Okay… finally got a minute to get back to this code and I’m stuck (again, hurray) on misunderestimating
what scan
actually is / does and how RNGs need to be managed
I’ve an updated gist here with full detail 994_mre_copula_with_jcd WIP log_jcd_stacked_2d · GitHub
I’ve written a new function, loosely based on pymc.pytensorf.jacobian_diag
(because that also seems to use scan
as a cheap way to iterate over observations). My intention / hope is that this would calculate and return the log_jac_det
for each (2D) observation in the dataset such that the relevant model potential _ = pm.Potential('pot_jcd_y_c_on_y', log_jcd_stacked_2d(y_c, y), dims='oid')
can work.
def log_jcd_stacked_2d(f_inv_x: pt.TensorVariable, x: pt.TensorVariable
) -> pt.TensorVariable:
"""Calc log of Jacobian determinant for 2D matrix, stacked version.
Add this Jacobian adjustment to models where observed is a transformation,
to handle change in coords / volume. Developed for a 2D copula transform
usecase and likely not more broadly applicable due to shapes etc
"""
n = f_inv_x.shape[0]
idx = pt.arange(n, dtype="int32")
def log_jcd_elem(i, f, x):
"""Calc element-wise log of Jacobian det for f and x. All off-diagonals
are zero, so we can get the det by product of the diagonals. Get that
product via sum of the logs instead: more numerically stable, and we're
returning a log anyway, so it's one less operation
"""
jac = tg.jacobian(expression=f[i, :], wrt=x) # (2, 10, 2)

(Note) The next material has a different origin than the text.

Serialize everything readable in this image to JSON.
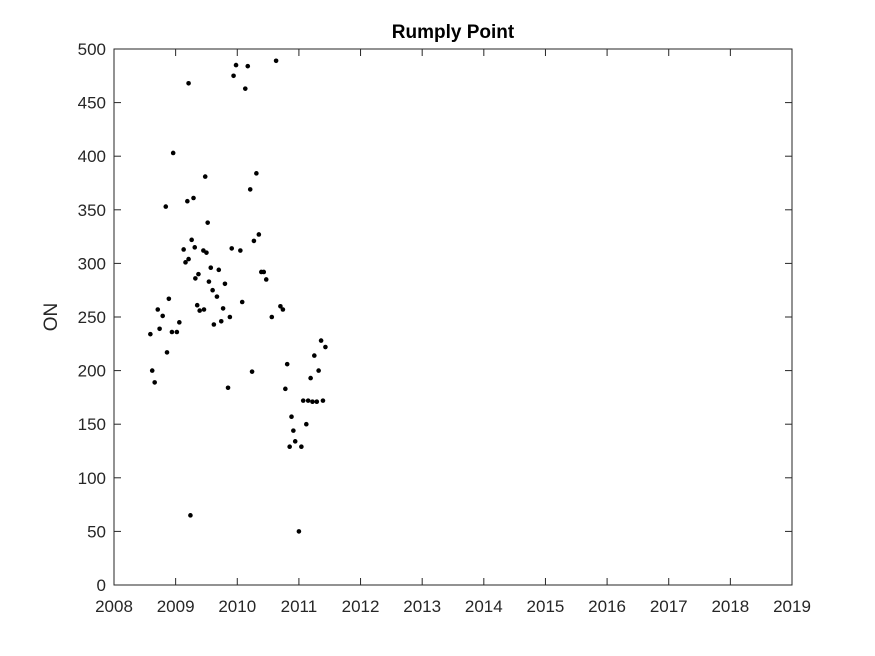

log_jcd = pt.sum(pt.log(pt.abs(jac[:, i, :][([0, 1], [0, 1])]))) # (1,)
return log_jcd
return pytensor.scan(log_jcd_elem, sequences=[idx],
non_sequences=[f_inv_x, x], n_steps=n,
name="log_jcd")[0]
First Issue
When I test with a simple eval, I get errors in the log that seem related to random number generation, but still get a result that seems plausible
with mdl:
js = log_jcd_stacked_2d(y_c, y).eval()
print('\nLog JCD:')
print(js)
Log JCD:
[-1.44556129 -2.59644833 -0.25119382 -1.70496206 -1.38172531 -2.58040326
-2.36034762 -1.60849001 -1.51440496 -2.18733269]
rewriting: validate failed on node normal_rv{0, (0, 0), floatX, False}.out.
Reason: random_make_inplace, Trying to destroy a protected variable: *2-<RandomGeneratorType>
Second issue
When I try to init_nuts
with mdl:
initial_points, step = pm.init_nuts(init='auto', chains=1)
the process bombs out with an error:
ValueError: No update found for at least one RNG used in Scan Op Scan{log_jcd, while_loop=False, inplace=none}.
You can use `pytensorf.collect_default_updates` inside the Scan function to return updates automatically.
—
My initial (failed) efforts to solve…
The ValueError suggests adding something to the internal function that I think might be like:
def log_jcd_elem(i, f, x):
…
update = pm.pytensorf.collect_default_updates([log_jcd])
return log_jcd , update
… but in the same testing this seems to have no beneficial effect
Alternatively, this note Simple markov chain with aesara scan - #11 by ricardoV94 from @ricardoV94 deals with passing rngs
, but I dont see how it would apply in my case…
Any and all ideas greatly appreciated chaps!